Automating Maps Favorites
November 20, 2016 at 9:14 PM by Dr. Drang
Here’s a bit of automation I’m not particularly proud of, but it got the job done and saved me a lot of time in two ways. It’s the clearest evidence I can muster that you don’t have to be a good—or even halfway decent—programmer to take advantage of automation.
A couple of weeks ago, I needed to drive around an unfamiliar area to do a brief overview of a couple of dozen buildings that I was going to be inspecting in detail the following week. Because this pre-inspection was going to be done on a Sunday, I wanted it go as quickly as possible. I had the addresses of all the buildings, and I knew they were all in an area that covered only a few square miles, but because I didn’t know the area well, I couldn’t figure out the most efficient way to visit all the properties just by looking at the addresses.
The best way to plan my tour would be to have them all laid out on a map. Both Apple Maps and Google Maps make it easy to plot a single address, but they don’t make it easy to several addresses at once. In the past, I’d been able to do that through the Google Maps API, but that was many years ago, and I didn’t feel confident that what I knew back then would still work today.
Both Apple and Google Maps let you save locations, but it’s a manual process that requires several steps for each address. I decided to automate that process with a Keyboard Maestro macro that mimicked the steps I would take doing the job manually. I chose to use Apple Maps, because I prefer its user interface and because I was certain that addresses saved in Maps on my Mac would be available in Maps on my iPhone.
The way to get several addresses saved in Apple Maps is to add them to your Favorites list.
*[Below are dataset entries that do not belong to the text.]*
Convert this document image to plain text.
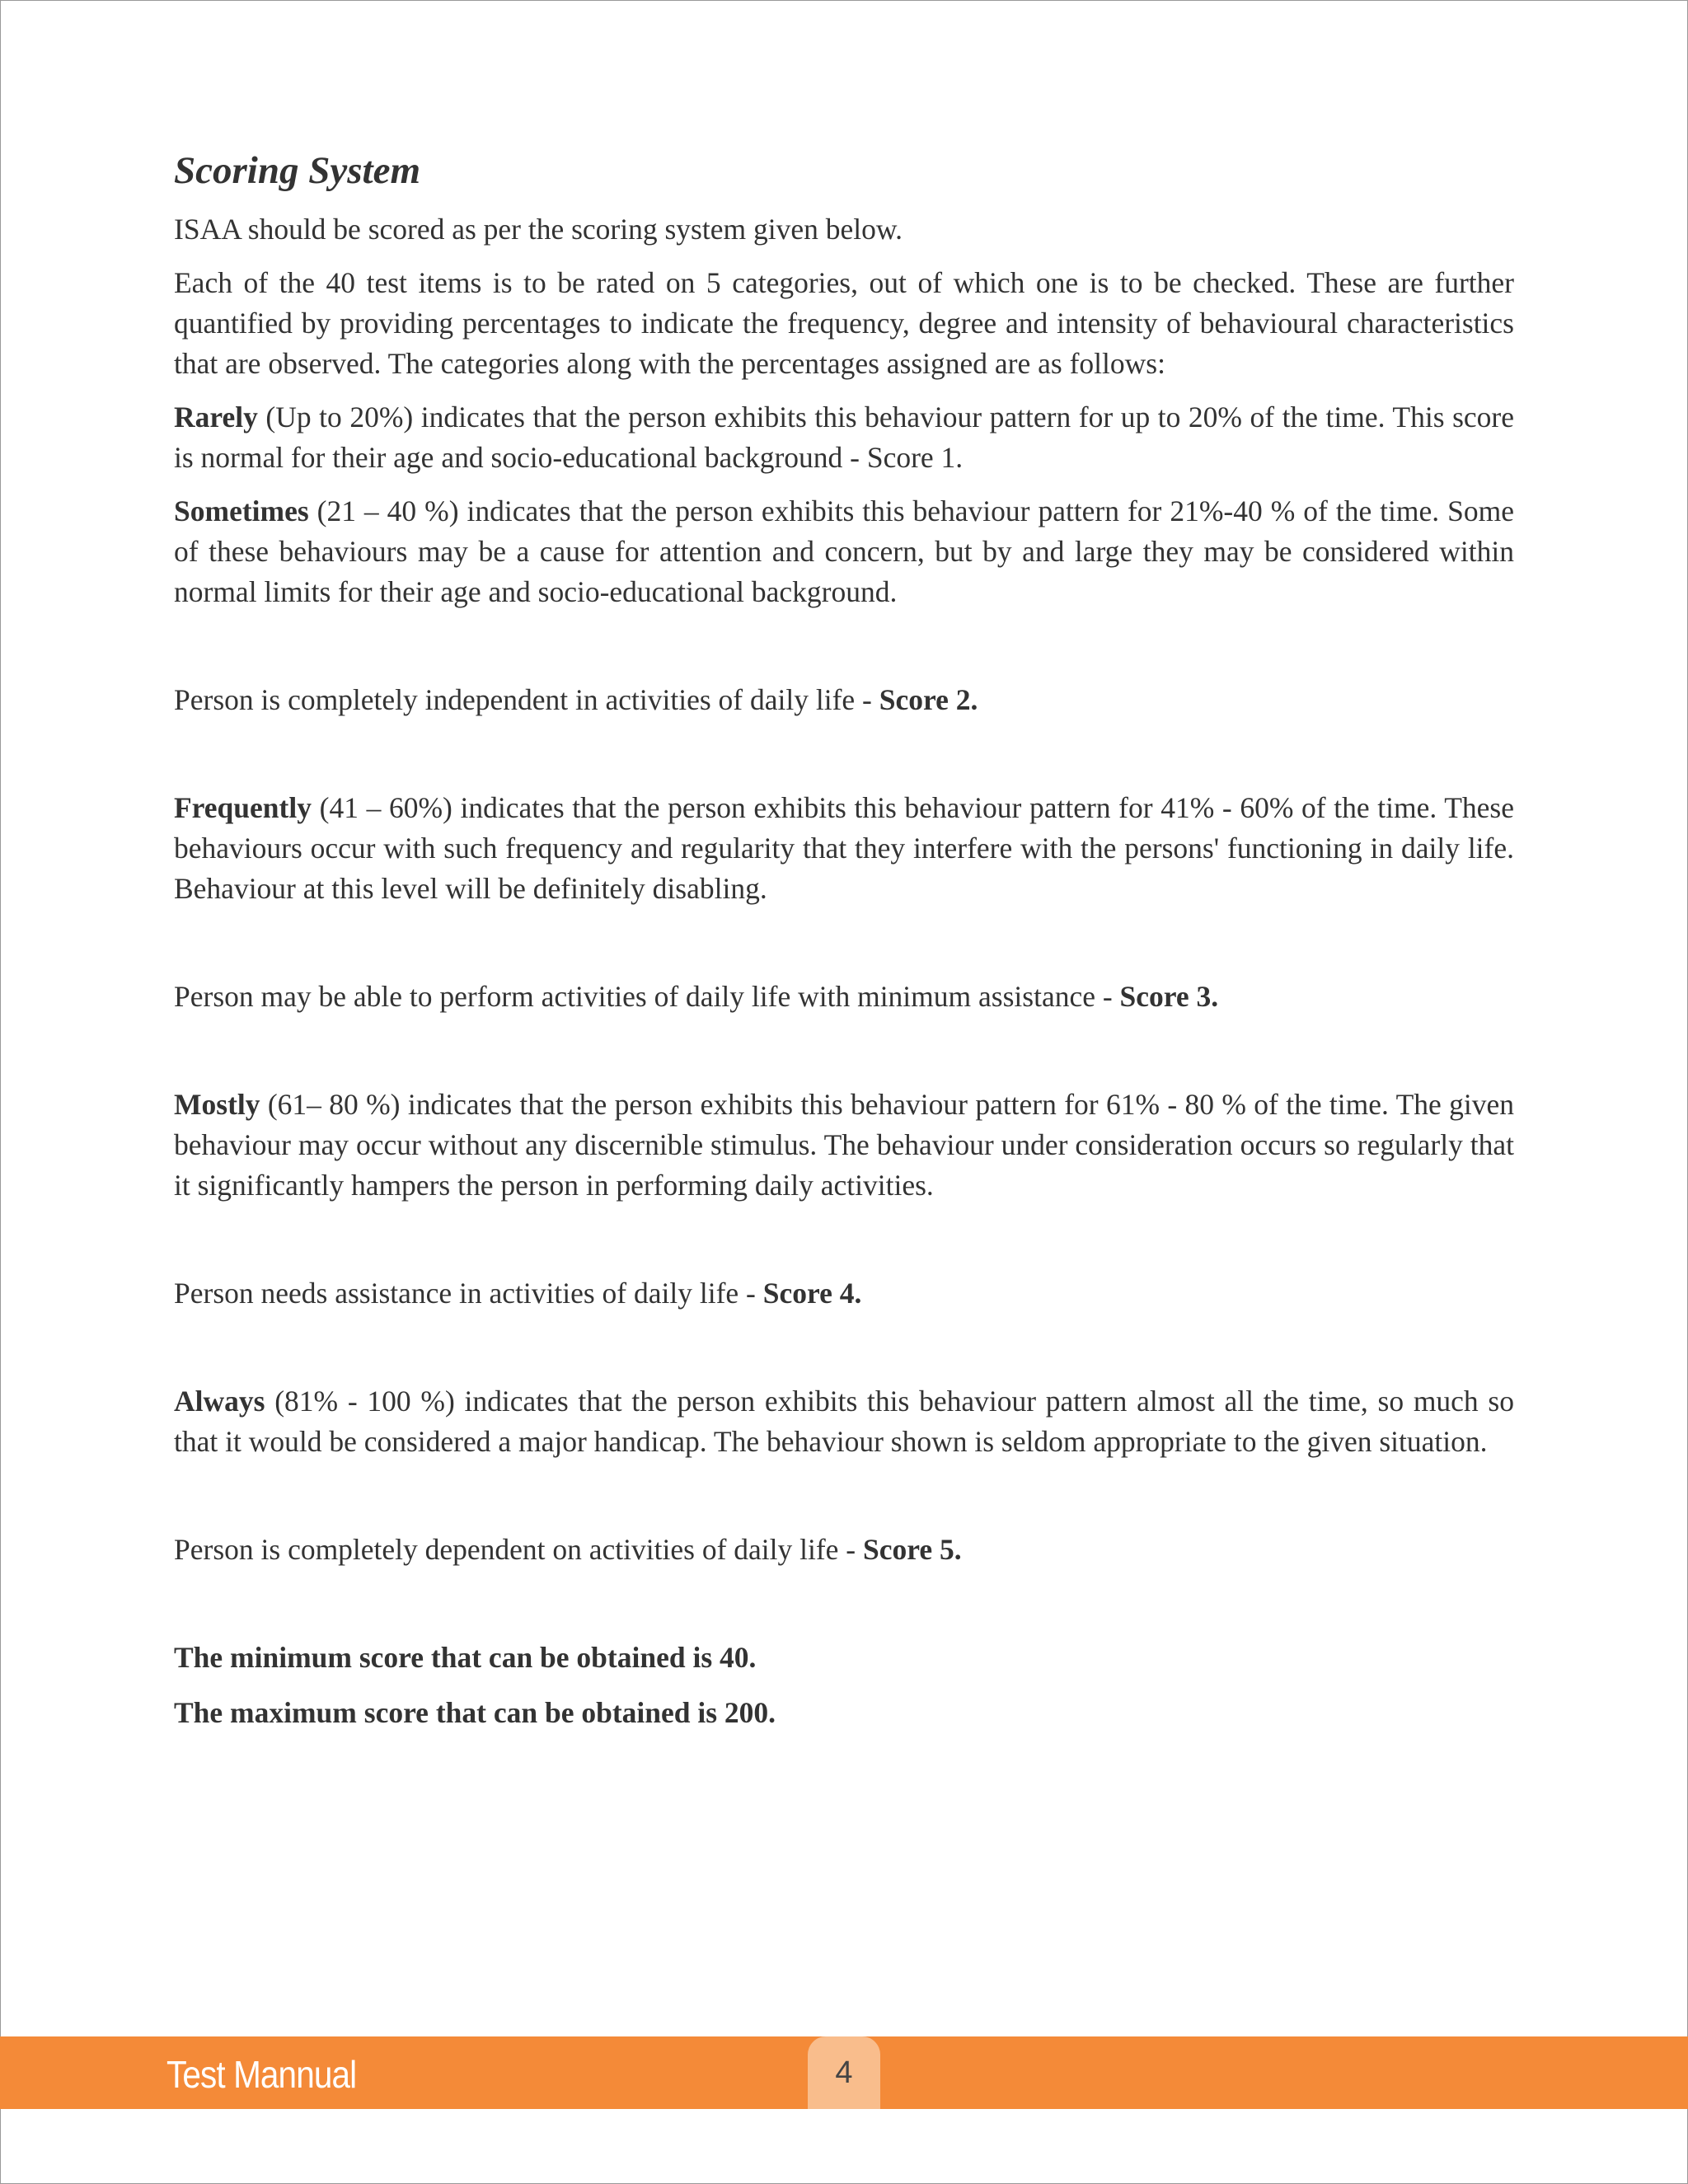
Scoring System

ISAA should be scored as per the scoring system given below.

Each of the 40 test items is to be rated on 5 categories, out of which one is to be checked. These are further quantified by providing percentages to indicate the frequency, degree and intensity of behavioural characteristics that are observed. The categories along with the percentages assigned are as follows:

Rarely (Up to 20%) indicates that the person exhibits this behaviour pattern for up to 20% of the time. This score is normal for their age and socio-educational background - Score 1.

Sometimes (21 – 40 %) indicates that the person exhibits this behaviour pattern for 21%-40 % of the time. Some of these behaviours may be a cause for attention and concern, but by and large they may be considered within normal limits for their age and socio-educational background.

Person is completely independent in activities of daily life - Score 2.

Frequently (41 – 60%) indicates that the person exhibits this behaviour pattern for 41% - 60% of the time. These behaviours occur with such frequency and regularity that they interfere with the persons' functioning in daily life. Behaviour at this level will be definitely disabling.

Person may be able to perform activities of daily life with minimum assistance - Score 3.

Mostly (61– 80 %) indicates that the person exhibits this behaviour pattern for 61% - 80 % of the time. The given behaviour may occur without any discernible stimulus. The behaviour under consideration occurs so regularly that it significantly hampers the person in performing daily activities.

Person needs assistance in activities of daily life - Score 4.

Always (81% - 100 %) indicates that the person exhibits this behaviour pattern almost all the time, so much so that it would be considered a major handicap. The behaviour shown is seldom appropriate to the given situation.

Person is completely dependent on activities of daily life - Score 5.

The minimum score that can be obtained is 40.

The maximum score that can be obtained is 200.

Test Mannual	4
Once they’re in your Favorites, they’ll appear automatically in any view on your iPhone that includes their location.
(These are not the addresses I was going to inspect. I just chose a bunch of spots in Berwyn for the purposes of this illustration. Why Berwyn? To amuse any fans of Svengoolie in my readership.)
I started with a list of addresses in BBEdit, one per line. To add an address to Favorites, the macro performs the following steps, just like I would do:
- Select the next line in BBEdit.
- Copy it.
- Switch to Maps.
- Paste the address into Maps’s Find field and do the find.
Click the information button in the flag that appears next to the pin.
Click the share button and choose Add to Favorites from the menu.
Although I can write it as six steps, it works out to many more steps in Keyboard Maestro, partly because things like “Select the next line in BBEdit” involve a few keystrokes, and partly because pauses are necessary at a few spots to allow interface elements to appear. As usual, it took a couple of trial runs to get the pauses right.
If you think you might use this macro, you can download it.
Once I had the macro working, it was a simple matter to just keep hitting ⌃⌥⌘F again and again until I’d worked my way through the list of addresses and had Favorites fully populated. I then opened Maps on my phone and there they were.
I said at the beginning that this macro saved my time in two ways. First, of course, it saved me time in adding all the addresses to my Favorites list. More important, though, is the time it saved me in routing myself efficiently to all the buildings. That was worth at least two hours of my Sunday.
And as you can see, there’s nothing clever about this macro. It doesn’t involve loops, decisions, functions, or any other computer sciencey stuff. It’s just a straight translation of the manual steps into Keyboard Maestro actions. Anyone can do automation like this, and the Mac would be poorer if this ability disappeared.